Esta época es ideal si estás buscando disfrutar de deportes de invierno, desde snowboard hasta paseos en trineo, o simplemente vivir la experiencia de estar rodeado de nieve. Muchos chilenos eligen esta estación para viajar en familia o en pareja, aprovechando también el ambiente acogedor de la ciudad, con cafés que ofrecen chocolate caliente y fondue.
Eso sí, hay que tener en cuenta que al ser temporada alta, los precios en alojamiento y pasajes suelen subir, por lo que conviene buscar con anticipación.

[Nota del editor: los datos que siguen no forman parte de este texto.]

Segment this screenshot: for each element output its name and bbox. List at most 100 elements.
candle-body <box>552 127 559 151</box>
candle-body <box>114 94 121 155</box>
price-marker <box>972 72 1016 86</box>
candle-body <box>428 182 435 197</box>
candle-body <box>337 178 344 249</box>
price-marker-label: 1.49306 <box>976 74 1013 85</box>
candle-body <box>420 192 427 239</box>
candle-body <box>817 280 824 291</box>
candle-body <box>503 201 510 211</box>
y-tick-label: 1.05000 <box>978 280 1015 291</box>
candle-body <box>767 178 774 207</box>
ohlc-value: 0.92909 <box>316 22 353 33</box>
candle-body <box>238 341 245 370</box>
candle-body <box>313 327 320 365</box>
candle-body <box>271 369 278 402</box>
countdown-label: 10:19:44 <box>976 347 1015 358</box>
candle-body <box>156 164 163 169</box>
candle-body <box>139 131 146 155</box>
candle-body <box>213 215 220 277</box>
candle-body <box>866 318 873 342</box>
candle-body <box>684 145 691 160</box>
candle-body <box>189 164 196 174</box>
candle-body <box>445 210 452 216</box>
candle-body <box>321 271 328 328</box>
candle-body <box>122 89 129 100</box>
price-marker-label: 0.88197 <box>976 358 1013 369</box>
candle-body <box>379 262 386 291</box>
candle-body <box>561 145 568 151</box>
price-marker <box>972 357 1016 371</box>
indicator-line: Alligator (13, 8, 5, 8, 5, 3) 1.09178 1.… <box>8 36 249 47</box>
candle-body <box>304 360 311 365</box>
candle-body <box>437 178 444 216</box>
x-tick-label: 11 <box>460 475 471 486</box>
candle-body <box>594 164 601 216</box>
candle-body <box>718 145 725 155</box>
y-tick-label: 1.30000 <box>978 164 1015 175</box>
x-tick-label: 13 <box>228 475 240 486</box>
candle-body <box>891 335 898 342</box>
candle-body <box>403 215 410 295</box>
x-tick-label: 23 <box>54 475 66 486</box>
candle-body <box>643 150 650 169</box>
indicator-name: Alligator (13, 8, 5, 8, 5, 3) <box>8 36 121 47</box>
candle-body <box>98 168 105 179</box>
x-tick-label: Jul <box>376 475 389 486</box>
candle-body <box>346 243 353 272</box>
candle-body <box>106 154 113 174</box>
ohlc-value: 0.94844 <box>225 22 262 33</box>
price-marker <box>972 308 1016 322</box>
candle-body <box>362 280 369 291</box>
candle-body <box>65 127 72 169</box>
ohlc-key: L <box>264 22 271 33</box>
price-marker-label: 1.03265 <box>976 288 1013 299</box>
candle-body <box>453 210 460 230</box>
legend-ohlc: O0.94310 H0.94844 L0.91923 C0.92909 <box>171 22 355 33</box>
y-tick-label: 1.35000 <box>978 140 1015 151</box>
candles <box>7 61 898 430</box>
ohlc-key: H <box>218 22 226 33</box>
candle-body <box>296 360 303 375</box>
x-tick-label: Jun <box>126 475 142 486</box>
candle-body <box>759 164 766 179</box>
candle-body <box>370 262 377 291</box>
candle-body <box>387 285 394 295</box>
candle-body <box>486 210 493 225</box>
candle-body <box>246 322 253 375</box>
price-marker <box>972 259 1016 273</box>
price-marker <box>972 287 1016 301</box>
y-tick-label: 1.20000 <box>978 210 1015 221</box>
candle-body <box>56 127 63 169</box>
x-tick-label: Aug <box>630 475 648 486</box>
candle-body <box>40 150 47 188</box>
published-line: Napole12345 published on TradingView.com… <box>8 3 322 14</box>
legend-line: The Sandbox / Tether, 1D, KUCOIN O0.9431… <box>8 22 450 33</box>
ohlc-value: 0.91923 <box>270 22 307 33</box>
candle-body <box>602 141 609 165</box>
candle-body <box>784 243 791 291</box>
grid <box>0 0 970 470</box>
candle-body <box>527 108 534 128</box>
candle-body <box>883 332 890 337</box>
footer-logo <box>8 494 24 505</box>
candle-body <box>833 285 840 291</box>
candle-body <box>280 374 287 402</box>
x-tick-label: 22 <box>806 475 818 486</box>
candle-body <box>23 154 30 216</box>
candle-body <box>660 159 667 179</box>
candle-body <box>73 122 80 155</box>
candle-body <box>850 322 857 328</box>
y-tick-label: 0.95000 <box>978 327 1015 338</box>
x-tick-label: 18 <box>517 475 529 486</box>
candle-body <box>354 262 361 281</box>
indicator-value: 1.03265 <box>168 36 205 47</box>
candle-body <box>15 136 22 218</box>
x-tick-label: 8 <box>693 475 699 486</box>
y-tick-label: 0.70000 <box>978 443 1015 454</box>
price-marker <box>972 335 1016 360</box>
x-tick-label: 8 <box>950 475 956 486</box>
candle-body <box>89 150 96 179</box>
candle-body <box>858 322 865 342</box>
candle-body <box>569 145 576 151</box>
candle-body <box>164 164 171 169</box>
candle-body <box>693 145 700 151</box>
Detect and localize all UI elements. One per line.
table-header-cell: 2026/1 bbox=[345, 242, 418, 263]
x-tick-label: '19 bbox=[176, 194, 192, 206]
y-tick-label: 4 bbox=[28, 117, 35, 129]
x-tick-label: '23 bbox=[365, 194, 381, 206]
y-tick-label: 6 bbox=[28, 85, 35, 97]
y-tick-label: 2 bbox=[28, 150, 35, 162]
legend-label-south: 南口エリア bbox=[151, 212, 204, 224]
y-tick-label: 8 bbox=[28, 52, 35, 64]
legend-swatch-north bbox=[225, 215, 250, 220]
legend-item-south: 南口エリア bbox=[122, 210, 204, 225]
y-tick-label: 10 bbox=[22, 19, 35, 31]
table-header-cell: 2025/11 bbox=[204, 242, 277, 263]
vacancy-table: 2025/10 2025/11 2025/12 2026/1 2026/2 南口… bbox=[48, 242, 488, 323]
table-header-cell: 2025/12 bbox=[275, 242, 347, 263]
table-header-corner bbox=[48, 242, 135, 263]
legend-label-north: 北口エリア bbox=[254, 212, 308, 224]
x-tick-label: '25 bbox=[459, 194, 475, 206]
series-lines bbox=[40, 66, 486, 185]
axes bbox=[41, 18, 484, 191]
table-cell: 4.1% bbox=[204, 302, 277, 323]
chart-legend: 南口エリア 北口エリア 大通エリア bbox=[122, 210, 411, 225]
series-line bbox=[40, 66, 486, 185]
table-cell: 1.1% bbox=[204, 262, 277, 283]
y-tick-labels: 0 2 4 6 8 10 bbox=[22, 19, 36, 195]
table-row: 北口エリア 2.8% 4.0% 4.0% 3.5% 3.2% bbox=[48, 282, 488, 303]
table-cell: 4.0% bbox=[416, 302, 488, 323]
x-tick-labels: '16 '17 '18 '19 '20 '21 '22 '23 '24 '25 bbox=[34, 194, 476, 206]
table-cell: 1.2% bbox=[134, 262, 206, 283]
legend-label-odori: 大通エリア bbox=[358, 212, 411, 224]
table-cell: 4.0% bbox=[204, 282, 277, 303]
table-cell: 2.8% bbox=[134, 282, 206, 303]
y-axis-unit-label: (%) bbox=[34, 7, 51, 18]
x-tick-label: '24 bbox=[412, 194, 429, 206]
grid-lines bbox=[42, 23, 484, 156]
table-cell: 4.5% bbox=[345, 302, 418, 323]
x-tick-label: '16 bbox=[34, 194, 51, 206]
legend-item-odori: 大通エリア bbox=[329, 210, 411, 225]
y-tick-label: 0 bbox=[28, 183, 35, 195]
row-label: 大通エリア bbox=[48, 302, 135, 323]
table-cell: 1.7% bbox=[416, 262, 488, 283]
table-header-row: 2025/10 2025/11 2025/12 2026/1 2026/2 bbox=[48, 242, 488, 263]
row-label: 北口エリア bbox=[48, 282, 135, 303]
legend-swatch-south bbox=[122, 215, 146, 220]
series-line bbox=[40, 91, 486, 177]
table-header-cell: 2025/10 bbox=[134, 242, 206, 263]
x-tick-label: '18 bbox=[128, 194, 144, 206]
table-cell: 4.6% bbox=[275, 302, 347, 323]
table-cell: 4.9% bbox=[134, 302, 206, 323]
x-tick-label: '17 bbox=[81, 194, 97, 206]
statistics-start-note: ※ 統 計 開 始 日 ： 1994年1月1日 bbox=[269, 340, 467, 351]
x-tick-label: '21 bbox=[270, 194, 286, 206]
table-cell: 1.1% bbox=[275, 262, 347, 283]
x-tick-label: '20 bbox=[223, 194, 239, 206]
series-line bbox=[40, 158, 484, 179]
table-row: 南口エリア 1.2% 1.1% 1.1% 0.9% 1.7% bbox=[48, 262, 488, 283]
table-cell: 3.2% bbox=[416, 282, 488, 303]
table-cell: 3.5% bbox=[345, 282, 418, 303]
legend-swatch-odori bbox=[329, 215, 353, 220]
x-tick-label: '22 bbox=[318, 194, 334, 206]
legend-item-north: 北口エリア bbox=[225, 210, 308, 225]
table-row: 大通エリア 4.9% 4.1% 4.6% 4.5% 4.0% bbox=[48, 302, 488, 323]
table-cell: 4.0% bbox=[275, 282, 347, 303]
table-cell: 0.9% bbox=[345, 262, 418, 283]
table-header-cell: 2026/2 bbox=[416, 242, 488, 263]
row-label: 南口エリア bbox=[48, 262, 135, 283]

Si prefieres el calor, los días largos y las actividades en Bariloche al aire libre, entonces el verano es la mejor opción para ti. Entre diciembre y marzo, Bariloche cambia por completo: el paisaje se vuelve verde, los lagos invitan a nadar o navegar en kayak, y las temperaturas agradables permiten recorrer senderos sin preocuparse por el frío.
El Parque Nacional Nahuel Huapi, el Circuito Chico y el Cerro Campanario son algunos de los puntos imperdibles en esta temporada. Además, muchos aprovechan de hacer picnic junto al lago o incluso escaparse a playas como Bahía Serena, que sorprenden con su tranquilidad y belleza.
Una ventaja del verano es que, al no ser temporada de nieve, los precios bajan un poco y hay más disponibilidad en alojamientos en Bariloche. Por eso, si buscas un viaje más relajado y con menos turistas, esta puede ser tu época ideal.
El otoño, entre marzo y mayo, es una joya poco explorada por los viajeros. Si bien las temperaturas comienzan a bajar, los colores del paisaje se vuelven espectaculares. Las hojas de los árboles pintan la ciudad con tonos rojizos, naranjos y dorados, y los senderos de montaña ofrecen una experiencia visual única.
Además, esta temporada se caracteriza por ser mucho más tranquila. No hay grandes aglomeraciones y los precios suelen ser más bajos. Es perfecta para quienes buscan desconectarse, leer junto a una chimenea o disfrutar de la gastronomía local con calma.
Un dato interesante es que en otoño hay varias fiestas regionales, como la Fiesta Nacional del Chocolate o el evento de las cervezas artesanales, que permiten conocer la cultura local más allá de los atractivos naturales.
La primavera es otra estación encantadora para visitar Bariloche. De septiembre a noviembre, la ciudad florece literalmente. Los jardines, parques y montañas se llenan de vida, y el clima se vuelve más templado, ideal para recorrer la ciudad sin tanto abrigo.
Durante estos meses, muchas personas optan por hacer senderismo, recorrer cerros como el Otto o el López, y conocer los miradores naturales. También es una buena época para cruzar desde Chile por tierra, a través del paso Cardenal Samoré, aprovechando el buen clima y los paisajes que ofrece la ruta.
La respuesta depende de ti y del tipo de experiencia que estés buscando. Si sueñas con nieve, esquí y una ciudad vestida de blanco, entonces el invierno será perfecto. Si prefieres el sol, los paisajes verdes y las actividades acuáticas, el verano te va a enamorar. Y si buscas tranquilidad, buenas fotos y naturaleza vibrante, tanto la primavera como el otoño ofrecen grandes ventajas.
Bariloche es uno de esos destinos que brillan en cualquier época del año. Ya sea que lo visites en pleno invierno para lanzarte por la nieve o en verano para remar por sus lagos, siempre hay algo nuevo que descubrir. Desde Chile, la conexión es fácil, los paisajes son impresionantes y la experiencia, inolvidable.
Y ahora que ya sabes cuál es la mejor época para viajar a Bariloche, solo queda elegir la fecha, hacer las maletas y dejarte sorprender por todo lo que este rincón patagónico tiene para ofrecer.